Aset Mental | Catatan Ramadan: Ahmad Erani Yustika
Jika sedang senggang, tak ada kelirunya membuka kanal Youtube dan melihat konser Rod Stewart yang melantunkan gita “I Don’t Walk to Talk About It” di Royal Albert Hall. Video itu sudah ditonton 437 juta khalayak. Kidung itu juga masuk 100 tembang paling “eloquent” sepanjang masa. Ia bernyanyi di gedung itu sekitar 4 tahun lalu, ketika usianya 72 tahun (Januari lalu Rod baru merayakan ulang tahun ke-76). Ini bukan semata soal lagunya, tapi ketangguhan Rod menjaga stamina, pita suara, dan keseluruhan penampilan dalam kurun yang begitu panjang (album pertamanya lahir 1969). Perihal ini, barangkali ia hanya bisa diimbangi oleh vokalis rock kakap lainnya: Mick Jagger.
Kisah hayat Rod sejatinya dipenuhi keperihan. Hidupnya adalah kelok kegagalan. Ia merasa berbakat sebagai pemain bola, namun tak satu pun klub yang mau menerimanya. Ia patah hati, jauh lebih muram dari patah kaki.

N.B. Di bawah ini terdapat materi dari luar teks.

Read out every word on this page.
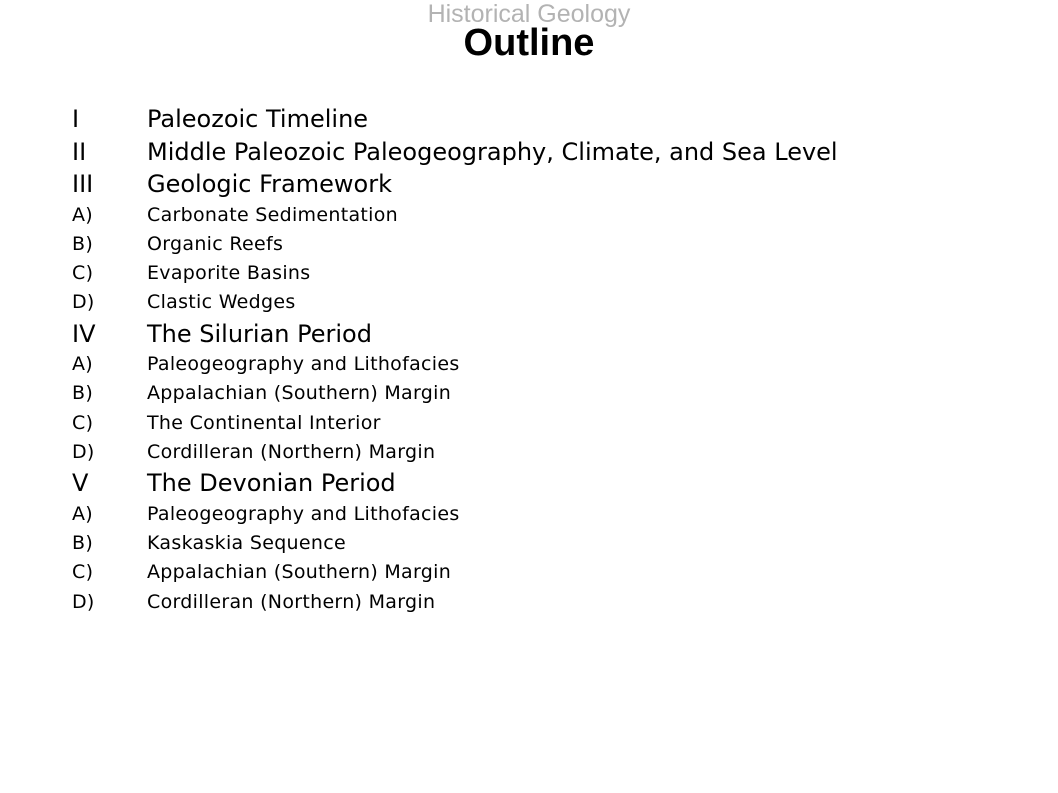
Historical Geology
Outline
I	Paleozoic Timeline
II	Middle Paleozoic Paleogeography, Climate, and Sea Level
III	Geologic Framework
A)	Carbonate Sedimentation
B)	Organic Reefs
C)	Evaporite Basins
D)	Clastic Wedges
IV	The Silurian Period
A)	Paleogeography and Lithofacies
B)	Appalachian (Southern) Margin
C)	The Continental Interior
D)	Cordilleran (Northern) Margin
V	The Devonian Period
A)	Paleogeography and Lithofacies
B)	Kaskaskia Sequence
C)	Appalachian (Southern) Margin
D)	Cordilleran (Northern) Margin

Rod lalu jadi pengamen di pojok-pojok London, sampai kemudian bertemu gitaris legendaris: Jeff Beck. Jeff yang membuatnya menjadi “manusia” dengan mengajak masuk ke grup cadas besutannya. Kepercayaan dirinya tegak dan sejak itu sepak terjangnya tak bisa dibendung. Ujungnya, ia telah menjadi sejarah. Salah satu penggalan dendang itu barangkali bagian dari kisah masa silamnya yang pilu: “blue for the tears, black for the night’s heart….”

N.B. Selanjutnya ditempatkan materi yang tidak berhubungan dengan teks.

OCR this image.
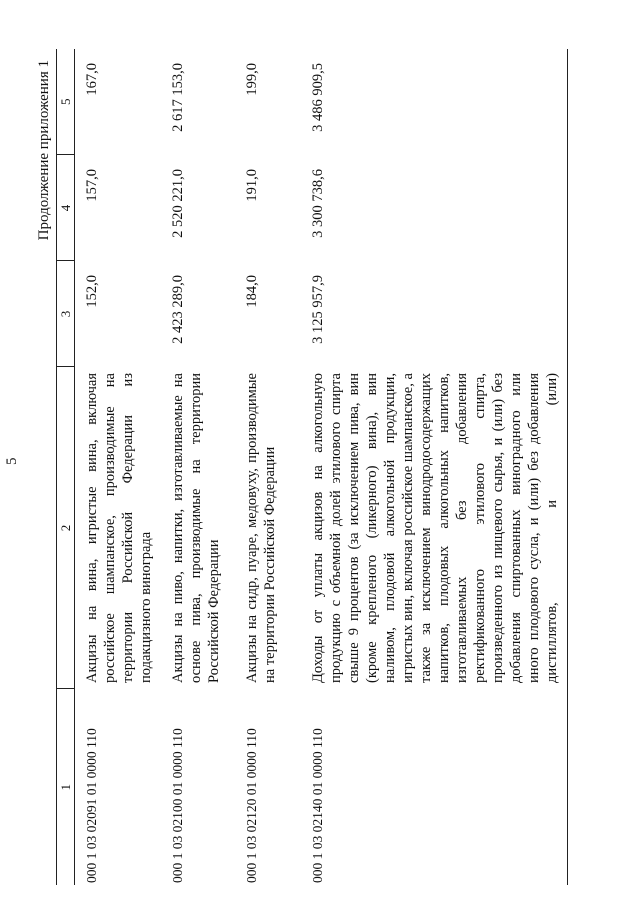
5
Продолжение приложения 1
1	2	3	4	5
000 1 03 02091 01 0000 110	Акцизы на вина, игристые вина, включая российское шампанское, производимые на территории Российской Федерации из подакцизного винограда	152,0	157,0	167,0
000 1 03 02100 01 0000 110	Акцизы на пиво, напитки, изготавливаемые на основе пива, производимые на территории Российской Федерации	2 423 289,0	2 520 221,0	2 617 153,0
000 1 03 02120 01 0000 110	Акцизы на сидр, пуаре, медовуху, производимые на территории Российской Федерации	184,0	191,0	199,0
000 1 03 02140 01 0000 110	Доходы от уплаты акцизов на алкогольную продукцию с объемной долей этилового спирта свыше 9 процентов (за исключением пива, вин (кроме крепленого (ликерного) вина), вин наливом, плодовой алкогольной продукции, игристых вин, включая российское шампанское, а также за исключением винодродосодержащих напитков, плодовых алкогольных напитков, изготавливаемых без добавления ректификованного этилового спирта, произведенного из пищевого сырья, и (или) без добавления спиртованных виноградного или иного плодового сусла, и (или) без добавления дистиллятов, и (или)	3 125 957,9	3 300 738,6	3 486 909,5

Riwayat perjuangan Rod tidaklah unik, sebab banyak pula dijalani orang lain, salah satunya Edson Arantes do Nascimento (Pele), legenda sepakbola Brazil. Sebelum mekar sebagai pemain besar, pelatih Santos FC terpikat oleh gocekan bolanya. Ia boyong anak itu ke asrama. Di pendadaran Pele pernah frustrasi dan membawa kopernya ke stasiun untuk pulang ke kampungnya. Pelatihnya menyusul, tapi tidak untuk mengemis. Ia cuma bergumam: “Terlalu banyak orang berbakat di dunia ini yang menjadi pecundang gegara tak sudi berjuang.” Saat kereta tiba, Pele berubah pikiran dan kembali berlatih memperjuangkan keyakinan.

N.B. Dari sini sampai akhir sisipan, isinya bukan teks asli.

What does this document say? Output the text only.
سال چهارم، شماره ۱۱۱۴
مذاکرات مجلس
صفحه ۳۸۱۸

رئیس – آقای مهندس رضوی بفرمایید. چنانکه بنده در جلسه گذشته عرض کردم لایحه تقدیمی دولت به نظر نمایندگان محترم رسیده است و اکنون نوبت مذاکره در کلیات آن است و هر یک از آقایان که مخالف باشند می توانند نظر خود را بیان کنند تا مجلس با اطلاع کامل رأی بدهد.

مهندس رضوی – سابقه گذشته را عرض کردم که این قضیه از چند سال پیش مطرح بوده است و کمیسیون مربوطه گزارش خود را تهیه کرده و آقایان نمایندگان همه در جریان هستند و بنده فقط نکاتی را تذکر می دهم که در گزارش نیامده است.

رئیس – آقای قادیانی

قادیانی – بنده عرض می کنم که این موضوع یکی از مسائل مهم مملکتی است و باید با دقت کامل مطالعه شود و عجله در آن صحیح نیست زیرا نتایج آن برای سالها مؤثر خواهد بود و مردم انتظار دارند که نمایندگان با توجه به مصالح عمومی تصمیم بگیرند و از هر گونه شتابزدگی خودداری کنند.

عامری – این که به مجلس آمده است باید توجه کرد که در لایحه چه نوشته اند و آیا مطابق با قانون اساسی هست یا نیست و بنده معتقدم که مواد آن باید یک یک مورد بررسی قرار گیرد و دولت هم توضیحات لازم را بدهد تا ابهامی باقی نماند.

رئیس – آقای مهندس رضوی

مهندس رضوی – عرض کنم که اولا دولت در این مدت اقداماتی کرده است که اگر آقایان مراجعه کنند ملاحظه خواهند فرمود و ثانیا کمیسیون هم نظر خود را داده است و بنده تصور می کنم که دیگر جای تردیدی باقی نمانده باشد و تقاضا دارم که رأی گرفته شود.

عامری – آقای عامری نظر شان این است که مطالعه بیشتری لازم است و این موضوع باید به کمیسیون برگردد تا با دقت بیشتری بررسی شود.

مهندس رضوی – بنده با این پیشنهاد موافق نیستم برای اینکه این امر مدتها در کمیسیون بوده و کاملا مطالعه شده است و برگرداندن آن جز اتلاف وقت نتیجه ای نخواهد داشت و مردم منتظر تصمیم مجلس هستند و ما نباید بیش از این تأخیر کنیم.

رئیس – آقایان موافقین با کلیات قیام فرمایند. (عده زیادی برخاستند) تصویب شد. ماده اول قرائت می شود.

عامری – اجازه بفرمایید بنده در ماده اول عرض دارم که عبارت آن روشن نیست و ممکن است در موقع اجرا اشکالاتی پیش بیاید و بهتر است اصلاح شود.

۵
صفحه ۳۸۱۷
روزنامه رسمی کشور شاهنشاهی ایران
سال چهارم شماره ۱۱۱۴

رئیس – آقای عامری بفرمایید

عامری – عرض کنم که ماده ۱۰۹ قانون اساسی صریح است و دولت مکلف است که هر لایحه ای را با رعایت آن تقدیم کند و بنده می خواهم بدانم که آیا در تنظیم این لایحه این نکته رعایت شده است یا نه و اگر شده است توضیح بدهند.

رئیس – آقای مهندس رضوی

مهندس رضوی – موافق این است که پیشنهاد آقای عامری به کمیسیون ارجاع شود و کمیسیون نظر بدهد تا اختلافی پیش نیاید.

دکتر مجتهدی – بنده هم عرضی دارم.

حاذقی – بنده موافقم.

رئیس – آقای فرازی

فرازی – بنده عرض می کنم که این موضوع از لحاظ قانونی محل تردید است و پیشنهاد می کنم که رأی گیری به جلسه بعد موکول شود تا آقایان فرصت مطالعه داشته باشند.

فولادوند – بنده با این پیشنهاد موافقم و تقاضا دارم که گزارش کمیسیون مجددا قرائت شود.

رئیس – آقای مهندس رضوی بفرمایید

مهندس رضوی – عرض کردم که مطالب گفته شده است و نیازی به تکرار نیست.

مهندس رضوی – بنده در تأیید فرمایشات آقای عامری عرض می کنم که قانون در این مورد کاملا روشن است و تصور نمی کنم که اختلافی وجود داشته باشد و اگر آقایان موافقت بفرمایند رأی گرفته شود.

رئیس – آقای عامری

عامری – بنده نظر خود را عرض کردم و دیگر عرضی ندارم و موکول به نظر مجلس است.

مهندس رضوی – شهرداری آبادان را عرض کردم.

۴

Sebagian dari penggemar bola saat ini pasti juga silau dengan kehebatan Cristiano Ronaldo. Selama 15 tahun terakhir ia (bersama Lionel Messi) silih berganti menjadi pemain terbaik dunia. Pada usia 36 tahun pemain berjuluk CR7 masih sangat kokoh di Serie A Italia, bahkan menjadi pencetak gol terbanyak. Klub yang dibela menjadi juara liga. Rahasianya? Pasti banyak yang bilang karena talenta yang luar biasa. Tentu saja jawaban itu tidak salah, namun ada hal besar yang luput dijawab di balik bakatnya yang luber. Dia selalu datang latihan paling pagi, dan setelah semuanya pulang ia masih berpeluh sendiri atau pergi ke tempat kebugaran. Ia “siksa” tubuhnya demi menjaga stamina dan kelihaian menggocek bola.
Ketiga pesohor itu mendaki dua perkara sekaligus: mengikis nafsu dan menikmati terjal perjuangan. Syahwat bukan sekadar menyalurkan hasrat untuk mencecap kelezatan, tapi juga kesanggupan mengeliminasi frustrasi, hampa, dan keletihan berkorban. Ketika mereka bisa melewati ketakberdayaan memang tak lantas menggapai kemenangan. Tetapi, kesanggupan berjuang kembali menandakan keberanian menatap hari depan. Perjuangan melawan nyeri “haus dan lapar sepanjang hari” menjadi aset mental untuk tetap berjejak di bumi. Itu yang membuat Rod, Pele, dan Ronaldo tetap bertahta melampaui uji masa yang penuh onak.